1.6 Types of variable

A variable is a characteristic that can take values which vary from individual to individual or group to group, e.g. height, weight, litter size, blood count, enzyme activity, coat colour, percentage of the flock which are pregnant, etc. Clearly some of these are more readily quantifiable than others. For some variables, we can assign a number to a category and so create the appearance of a numerical scale, but others have a true numerical scale on which the values lie. We take readings of the variable which are measurements of a biological characteristic, and these become the values which we use for the statistical procedures. Both these terms are in general use, and both refer to the original measurements, the raw data.

Numerical data take various forms; a proper understanding of the nature of the data and the classification of variables is an important first step in choosing an appropriate statistical approach. The flow charts shown in Appendix E, and on the inside front and back covers, illustrate this train of thought, which culminates in a suitable choice of statistical procedure to analyse a particular data set.

We distinguish the main types of variable in a systematic manner by determining whether the variable can take ‘one of two distinct values’, ‘one of several distinct values’ or ‘any value’ within the given range. In particular, the variable may be one of the following:

1. Categorical (qualitative) variable – an individual belongs to any one of two or more distinct categories for this variable. A binary or dichotomous variable is a particular type of categorical variable defined by only two categories; for example, pregnant or non-pregnant, male or female. We customarily summarize the information for the categorical variable by determining the number and percentage (or proportion) of individuals in each category in the sample or population. Particular scales of a categorical variable are:
Nominal scale – the distinct categories that define the variable are unordered and each can be assigned a name, e.g. coat colours (piebald, roan or grey).
Ordinal scale – the categories that constitute the variable have some intrinsic order; for example, body condition scores, subjective intensity of fluorescence of cells in the fluorescence microscope, degree of vigour of motility of a semen sample. These ‘scales’ are often given numerical values 1 to n.
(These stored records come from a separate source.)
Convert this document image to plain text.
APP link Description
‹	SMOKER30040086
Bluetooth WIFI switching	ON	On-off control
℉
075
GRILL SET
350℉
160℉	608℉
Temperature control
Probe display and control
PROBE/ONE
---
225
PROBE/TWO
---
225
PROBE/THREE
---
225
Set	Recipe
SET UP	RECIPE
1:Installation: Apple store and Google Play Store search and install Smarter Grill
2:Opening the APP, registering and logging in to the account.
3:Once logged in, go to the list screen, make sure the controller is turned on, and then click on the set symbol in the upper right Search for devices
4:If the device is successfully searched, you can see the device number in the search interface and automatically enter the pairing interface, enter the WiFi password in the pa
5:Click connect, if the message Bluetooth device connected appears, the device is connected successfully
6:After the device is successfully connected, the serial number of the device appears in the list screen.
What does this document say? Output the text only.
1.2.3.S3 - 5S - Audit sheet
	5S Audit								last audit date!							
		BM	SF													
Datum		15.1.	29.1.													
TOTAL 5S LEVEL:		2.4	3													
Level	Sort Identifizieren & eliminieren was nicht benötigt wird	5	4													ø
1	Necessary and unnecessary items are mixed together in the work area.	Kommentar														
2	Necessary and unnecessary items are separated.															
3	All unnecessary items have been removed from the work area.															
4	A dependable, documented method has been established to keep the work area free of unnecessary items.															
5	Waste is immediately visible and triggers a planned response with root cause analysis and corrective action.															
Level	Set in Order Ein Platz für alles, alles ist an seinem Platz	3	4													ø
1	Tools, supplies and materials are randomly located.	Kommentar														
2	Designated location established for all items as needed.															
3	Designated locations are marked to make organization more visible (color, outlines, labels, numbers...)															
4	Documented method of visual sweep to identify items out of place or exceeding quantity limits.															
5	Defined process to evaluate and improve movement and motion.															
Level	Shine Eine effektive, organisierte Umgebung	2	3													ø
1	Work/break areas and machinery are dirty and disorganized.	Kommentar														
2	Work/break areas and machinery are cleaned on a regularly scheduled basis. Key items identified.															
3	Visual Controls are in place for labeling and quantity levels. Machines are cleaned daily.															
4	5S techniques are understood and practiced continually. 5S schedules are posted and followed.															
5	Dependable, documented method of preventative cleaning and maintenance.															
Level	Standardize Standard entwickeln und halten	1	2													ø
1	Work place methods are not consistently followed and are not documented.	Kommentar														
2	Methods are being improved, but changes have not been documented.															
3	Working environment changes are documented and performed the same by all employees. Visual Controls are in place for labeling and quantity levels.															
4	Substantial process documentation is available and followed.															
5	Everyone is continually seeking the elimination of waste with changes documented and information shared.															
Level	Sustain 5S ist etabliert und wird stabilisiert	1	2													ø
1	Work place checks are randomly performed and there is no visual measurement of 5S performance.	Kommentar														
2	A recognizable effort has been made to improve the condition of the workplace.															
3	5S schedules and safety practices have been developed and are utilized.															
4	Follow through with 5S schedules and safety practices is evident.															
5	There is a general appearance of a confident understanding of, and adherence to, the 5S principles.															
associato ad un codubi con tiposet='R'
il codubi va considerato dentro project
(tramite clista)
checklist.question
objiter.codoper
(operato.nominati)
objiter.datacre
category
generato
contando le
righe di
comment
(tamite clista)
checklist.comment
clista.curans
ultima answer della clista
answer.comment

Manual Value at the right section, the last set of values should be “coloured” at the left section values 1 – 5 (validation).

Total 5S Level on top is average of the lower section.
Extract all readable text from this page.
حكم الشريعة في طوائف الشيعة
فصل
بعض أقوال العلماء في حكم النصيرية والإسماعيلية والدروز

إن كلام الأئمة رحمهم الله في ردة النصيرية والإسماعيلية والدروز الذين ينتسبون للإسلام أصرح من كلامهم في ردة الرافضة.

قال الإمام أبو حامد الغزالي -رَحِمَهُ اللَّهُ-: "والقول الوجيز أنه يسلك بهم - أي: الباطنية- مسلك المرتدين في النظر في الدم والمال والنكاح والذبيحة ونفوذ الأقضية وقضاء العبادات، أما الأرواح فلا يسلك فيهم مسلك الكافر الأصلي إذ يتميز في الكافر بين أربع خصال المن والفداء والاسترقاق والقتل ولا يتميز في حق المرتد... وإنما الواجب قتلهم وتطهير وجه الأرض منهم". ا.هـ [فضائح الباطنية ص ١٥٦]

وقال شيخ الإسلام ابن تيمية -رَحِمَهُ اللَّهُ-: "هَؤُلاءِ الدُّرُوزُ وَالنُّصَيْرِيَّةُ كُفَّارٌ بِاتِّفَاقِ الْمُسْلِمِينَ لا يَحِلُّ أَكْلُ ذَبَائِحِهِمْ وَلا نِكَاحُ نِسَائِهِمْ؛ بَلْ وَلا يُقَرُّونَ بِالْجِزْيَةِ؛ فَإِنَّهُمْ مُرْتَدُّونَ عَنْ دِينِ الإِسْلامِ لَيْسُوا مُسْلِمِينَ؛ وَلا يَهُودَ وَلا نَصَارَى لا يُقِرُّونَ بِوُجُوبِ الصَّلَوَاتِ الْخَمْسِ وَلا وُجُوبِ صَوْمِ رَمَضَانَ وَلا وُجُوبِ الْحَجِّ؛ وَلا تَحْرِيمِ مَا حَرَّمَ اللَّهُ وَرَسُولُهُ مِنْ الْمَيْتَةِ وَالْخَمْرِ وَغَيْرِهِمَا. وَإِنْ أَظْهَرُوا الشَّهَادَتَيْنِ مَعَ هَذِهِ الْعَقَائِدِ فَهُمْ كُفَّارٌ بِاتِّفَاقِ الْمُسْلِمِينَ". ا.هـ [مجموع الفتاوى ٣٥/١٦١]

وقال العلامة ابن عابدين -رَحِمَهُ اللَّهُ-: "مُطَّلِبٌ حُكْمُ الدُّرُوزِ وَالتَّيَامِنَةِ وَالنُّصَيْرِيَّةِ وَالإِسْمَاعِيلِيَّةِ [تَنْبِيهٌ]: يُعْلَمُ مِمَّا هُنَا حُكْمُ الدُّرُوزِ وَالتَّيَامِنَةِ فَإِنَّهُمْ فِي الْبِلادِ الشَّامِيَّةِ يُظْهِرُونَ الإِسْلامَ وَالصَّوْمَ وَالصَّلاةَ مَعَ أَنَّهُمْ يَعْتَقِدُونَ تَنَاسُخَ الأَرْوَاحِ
2. Numerical (quantitative) variable – consisting of numerical values on a well-defined scale, which may be:
Discrete (discontinuous) scale, i.e. data can take only particular integer values, typically counts, e.g. litter size, clutch size, parity (number of pregnancies within an animal).
Continuous scale, for which all values are theoretically possible (perhaps limited by an upper and/or lower boundary), e.g. height, weight, speed, concentration of a chemical constituent of the blood or urine. Theoretically, the number of values that the continuous variable can take is infinite since the scale is a continuum. In practice, continuous data are restricted by the degree of accuracy of the measurement process. By definition, the interval between two adjacent points on the scale is of the same magnitude as the interval between two other adjacent points, e.g. the interval on a temperature scale between 37°C and 38°C is the same as the interval between 39°C and 40°C.